Japanese influence on architecture and landscape design in the United States began in the late 19th century and was most pronounced in the architecture of the arts and craft movement and landscape architecture in California at the beginning of the 20th century. The first real architectural display of Japanese style architecture in the United States was at the 1876 Philadelphia Centennial exposition in the form of a Japanese bazaar and garden—in the decade following Japanese style architecture and design elements began to find their way into architectural magazines and design books.  The first major display of Japanese architecture and landscape design on the west coast came in the form of the Japanese Village at the California Midwinter Fair in Golden Gate Park in San Francisco, which opened in 1894.  The Japanese village, small portions of which still exist today in the form of the Japanese Tea Garden of Golden Gate Park, was designed by George Turner Marsh with the advicee of Makota Hagiwara and at least one other Japanese gardener, T. Akoi.  Immediately following the fair, John McLaren and the San Francisco park commissioners hired Makota Hagiwara to run the Japanese village concession.  Hagiwara, who had learned the trade of gardening from his father and family gardener, became dedicated to the Japanese Tea Garden from 1894 to 1942, even to the point of bringing over plants from his ancestral home in Osaka—this garden became the oldest and most famous Japanese Tea Garden in the United States.
Eugene de Sabla, Jr., (1886-1956) was a major industrialist who manufactured hydro-electric power in the west, and, with John Martin, was a co-founder of the Pacific Gas and Electric Company.
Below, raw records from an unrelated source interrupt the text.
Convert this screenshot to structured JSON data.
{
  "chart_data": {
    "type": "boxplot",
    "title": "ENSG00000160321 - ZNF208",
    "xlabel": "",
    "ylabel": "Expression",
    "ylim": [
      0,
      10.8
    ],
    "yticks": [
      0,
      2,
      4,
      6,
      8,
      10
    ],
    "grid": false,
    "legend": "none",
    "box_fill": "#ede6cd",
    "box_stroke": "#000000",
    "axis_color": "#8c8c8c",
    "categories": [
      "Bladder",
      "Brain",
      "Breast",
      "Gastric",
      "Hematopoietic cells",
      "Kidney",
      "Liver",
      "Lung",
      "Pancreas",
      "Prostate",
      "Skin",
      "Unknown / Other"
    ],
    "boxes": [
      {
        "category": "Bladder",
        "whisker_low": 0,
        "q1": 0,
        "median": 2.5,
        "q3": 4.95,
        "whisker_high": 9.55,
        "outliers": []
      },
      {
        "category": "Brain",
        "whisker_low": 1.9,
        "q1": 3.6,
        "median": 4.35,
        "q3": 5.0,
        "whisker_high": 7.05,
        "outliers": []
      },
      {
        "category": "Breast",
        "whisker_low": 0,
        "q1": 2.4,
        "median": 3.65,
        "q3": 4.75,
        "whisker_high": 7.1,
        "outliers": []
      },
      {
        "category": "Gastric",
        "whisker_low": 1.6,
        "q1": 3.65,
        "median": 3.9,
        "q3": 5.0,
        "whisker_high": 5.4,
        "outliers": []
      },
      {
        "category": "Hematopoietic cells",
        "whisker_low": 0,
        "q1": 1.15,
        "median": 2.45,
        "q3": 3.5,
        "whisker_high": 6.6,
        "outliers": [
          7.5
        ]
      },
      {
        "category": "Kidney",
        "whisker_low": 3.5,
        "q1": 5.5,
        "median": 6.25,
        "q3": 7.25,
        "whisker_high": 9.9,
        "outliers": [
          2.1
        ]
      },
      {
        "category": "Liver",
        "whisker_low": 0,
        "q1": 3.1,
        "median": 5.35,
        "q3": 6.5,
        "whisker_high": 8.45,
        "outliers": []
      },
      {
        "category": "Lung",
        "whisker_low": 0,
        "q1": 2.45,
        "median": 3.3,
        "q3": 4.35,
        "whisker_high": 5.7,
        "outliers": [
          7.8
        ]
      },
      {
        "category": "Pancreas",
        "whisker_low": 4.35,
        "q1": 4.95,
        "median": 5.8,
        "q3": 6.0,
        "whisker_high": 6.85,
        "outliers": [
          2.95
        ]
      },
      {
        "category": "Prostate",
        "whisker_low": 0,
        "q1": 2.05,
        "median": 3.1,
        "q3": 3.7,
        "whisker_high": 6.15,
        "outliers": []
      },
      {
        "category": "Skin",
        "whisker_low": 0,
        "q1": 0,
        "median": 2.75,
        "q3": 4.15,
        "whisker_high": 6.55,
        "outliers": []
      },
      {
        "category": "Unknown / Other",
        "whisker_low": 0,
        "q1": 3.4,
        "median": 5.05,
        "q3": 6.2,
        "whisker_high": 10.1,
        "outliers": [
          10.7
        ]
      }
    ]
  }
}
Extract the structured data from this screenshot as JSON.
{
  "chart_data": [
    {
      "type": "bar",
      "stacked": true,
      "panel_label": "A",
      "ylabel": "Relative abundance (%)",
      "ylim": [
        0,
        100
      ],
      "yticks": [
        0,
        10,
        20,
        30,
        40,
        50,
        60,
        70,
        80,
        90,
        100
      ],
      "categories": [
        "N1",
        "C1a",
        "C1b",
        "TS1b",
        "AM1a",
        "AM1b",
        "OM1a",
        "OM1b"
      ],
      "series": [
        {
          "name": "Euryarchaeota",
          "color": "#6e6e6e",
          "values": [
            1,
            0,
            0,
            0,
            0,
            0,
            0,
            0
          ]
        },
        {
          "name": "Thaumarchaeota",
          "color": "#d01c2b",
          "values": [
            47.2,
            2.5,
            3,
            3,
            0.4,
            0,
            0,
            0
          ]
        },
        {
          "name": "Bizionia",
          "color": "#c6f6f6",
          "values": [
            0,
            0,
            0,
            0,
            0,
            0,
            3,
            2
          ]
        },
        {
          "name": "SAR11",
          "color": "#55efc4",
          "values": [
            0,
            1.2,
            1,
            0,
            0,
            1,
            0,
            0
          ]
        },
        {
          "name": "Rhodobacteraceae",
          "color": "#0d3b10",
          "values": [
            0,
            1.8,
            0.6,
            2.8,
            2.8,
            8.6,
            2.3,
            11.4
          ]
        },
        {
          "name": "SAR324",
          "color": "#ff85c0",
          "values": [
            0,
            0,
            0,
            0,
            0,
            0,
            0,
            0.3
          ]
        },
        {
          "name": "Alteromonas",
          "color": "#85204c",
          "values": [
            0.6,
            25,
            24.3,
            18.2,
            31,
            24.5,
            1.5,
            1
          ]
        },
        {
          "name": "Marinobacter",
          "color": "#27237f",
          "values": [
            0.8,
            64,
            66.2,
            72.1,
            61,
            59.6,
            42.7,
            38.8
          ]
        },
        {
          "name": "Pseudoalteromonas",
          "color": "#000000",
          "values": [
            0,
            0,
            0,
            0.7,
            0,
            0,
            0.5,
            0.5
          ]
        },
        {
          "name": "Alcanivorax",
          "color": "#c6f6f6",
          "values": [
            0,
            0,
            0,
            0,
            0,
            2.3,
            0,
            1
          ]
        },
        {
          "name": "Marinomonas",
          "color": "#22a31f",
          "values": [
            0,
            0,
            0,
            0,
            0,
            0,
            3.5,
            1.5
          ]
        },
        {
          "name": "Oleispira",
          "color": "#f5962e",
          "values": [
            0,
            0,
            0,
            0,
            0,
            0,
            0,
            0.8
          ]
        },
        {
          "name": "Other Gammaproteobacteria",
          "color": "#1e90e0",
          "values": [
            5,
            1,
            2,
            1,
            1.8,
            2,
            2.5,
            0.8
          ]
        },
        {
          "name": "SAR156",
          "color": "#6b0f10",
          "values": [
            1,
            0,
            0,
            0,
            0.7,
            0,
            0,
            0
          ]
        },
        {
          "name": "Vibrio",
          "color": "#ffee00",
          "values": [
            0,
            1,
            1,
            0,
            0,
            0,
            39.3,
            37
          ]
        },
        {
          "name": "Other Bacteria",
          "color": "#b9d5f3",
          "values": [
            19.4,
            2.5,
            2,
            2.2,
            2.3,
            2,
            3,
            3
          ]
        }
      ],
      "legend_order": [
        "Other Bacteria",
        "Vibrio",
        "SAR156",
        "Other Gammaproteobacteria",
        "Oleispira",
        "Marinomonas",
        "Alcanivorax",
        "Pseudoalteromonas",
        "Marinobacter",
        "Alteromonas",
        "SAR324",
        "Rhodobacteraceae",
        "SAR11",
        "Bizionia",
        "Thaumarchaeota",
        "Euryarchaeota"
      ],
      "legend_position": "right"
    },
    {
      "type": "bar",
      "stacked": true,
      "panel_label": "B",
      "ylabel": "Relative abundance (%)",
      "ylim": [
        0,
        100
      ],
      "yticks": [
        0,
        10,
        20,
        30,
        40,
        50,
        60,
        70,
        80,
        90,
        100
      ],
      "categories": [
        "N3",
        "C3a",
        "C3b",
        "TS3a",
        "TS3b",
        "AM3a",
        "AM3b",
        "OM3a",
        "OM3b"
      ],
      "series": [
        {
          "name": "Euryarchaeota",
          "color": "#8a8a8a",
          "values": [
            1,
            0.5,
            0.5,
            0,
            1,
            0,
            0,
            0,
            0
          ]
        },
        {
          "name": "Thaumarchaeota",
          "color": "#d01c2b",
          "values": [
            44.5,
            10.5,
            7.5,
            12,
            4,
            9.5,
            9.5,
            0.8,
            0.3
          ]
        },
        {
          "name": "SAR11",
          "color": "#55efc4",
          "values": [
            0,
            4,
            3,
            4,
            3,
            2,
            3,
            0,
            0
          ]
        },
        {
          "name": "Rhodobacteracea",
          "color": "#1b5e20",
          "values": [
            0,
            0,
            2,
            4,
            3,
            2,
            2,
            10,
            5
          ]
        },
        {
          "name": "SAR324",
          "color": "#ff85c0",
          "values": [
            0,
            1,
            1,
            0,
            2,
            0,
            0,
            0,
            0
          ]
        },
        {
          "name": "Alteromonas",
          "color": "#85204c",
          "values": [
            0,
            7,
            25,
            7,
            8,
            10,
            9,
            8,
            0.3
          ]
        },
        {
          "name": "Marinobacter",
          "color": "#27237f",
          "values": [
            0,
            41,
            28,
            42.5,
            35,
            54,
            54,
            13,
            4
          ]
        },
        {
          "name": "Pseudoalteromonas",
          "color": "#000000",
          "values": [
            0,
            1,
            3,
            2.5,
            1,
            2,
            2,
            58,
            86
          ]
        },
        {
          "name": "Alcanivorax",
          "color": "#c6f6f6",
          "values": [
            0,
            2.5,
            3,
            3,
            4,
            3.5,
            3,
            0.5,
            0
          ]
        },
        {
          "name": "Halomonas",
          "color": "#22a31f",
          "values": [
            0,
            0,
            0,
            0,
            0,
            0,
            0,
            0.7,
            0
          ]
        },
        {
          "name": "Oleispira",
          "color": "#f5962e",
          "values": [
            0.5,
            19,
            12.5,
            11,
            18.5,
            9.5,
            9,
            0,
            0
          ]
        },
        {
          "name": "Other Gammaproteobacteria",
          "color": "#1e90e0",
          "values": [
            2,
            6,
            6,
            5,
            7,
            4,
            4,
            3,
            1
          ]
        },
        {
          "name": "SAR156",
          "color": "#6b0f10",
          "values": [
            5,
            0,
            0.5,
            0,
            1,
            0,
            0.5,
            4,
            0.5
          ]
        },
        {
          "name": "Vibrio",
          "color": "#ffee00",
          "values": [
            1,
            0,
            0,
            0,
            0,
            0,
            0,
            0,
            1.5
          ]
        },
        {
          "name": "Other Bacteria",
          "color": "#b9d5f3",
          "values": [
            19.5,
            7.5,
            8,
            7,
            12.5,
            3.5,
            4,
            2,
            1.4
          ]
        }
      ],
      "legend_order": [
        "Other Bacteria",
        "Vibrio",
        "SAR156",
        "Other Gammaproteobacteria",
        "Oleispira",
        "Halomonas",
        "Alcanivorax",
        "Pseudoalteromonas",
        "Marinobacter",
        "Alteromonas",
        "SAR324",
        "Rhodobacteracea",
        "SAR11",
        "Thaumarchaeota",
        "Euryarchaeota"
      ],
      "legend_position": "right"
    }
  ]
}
In 1906 he purchased a part of the Howard estate and commissioned Willis Polk to design and build a Tudor style home on the grounds, a mile from San Mateo.  This was named El Cerrito. It is unknown how Makota Hagiwara or any other Japanese gardeners or laborers who participated in the design and construction of the Teahouse and Tea Garden were first introduced to Eugene de Sabla.


[photo]
De Sabla, Eugene J., Jr., Teahouse and Tea Garden - photo- Eugene Zelenko,
Courtesy of
creative commons license

Anti-Asian immigration sentiment became a strong political force in the early 20th century, and in October 1905 the Japan Society of America was founded in an effort to stem the tide of negative feelings towards the Japanese. Henry Bowie, one of America’s leading experts on Japan, was one of the founders, and Mr. and Mrs. De Sabla were two of the organizations first members. The society hosted social events, lectures, published a bulletin, and awarded fellowships to Japanese students attending American universities. After the garden was completed, it became the site of many important social events in the community. Fifty seven members of the Japanese Commercial Commission, led by Baron Eiichi Shibusawa, visited San Francisco on November 27, 1909, and had tea at the Eugene de Sabla, Jr. Teahouse and Tea Garden while also admiring a gate dedicated to the valor of the Japanese Army erected by Henry Bowie to commemorate the bravery of the Japanese soldiers of the Russo-Japanese war (1904-5). 
In June 1919, El Cerrito and the Japanese Teahouse and Tea Garden were sold to Anne St. Cyr.  The garden continued, through different owners and over the years, to host major social events. When the mansion of El Cerrito and the gardens were sold to a local builder and developer, David B. Bohannon, the site of the Japanese Garden was not developed.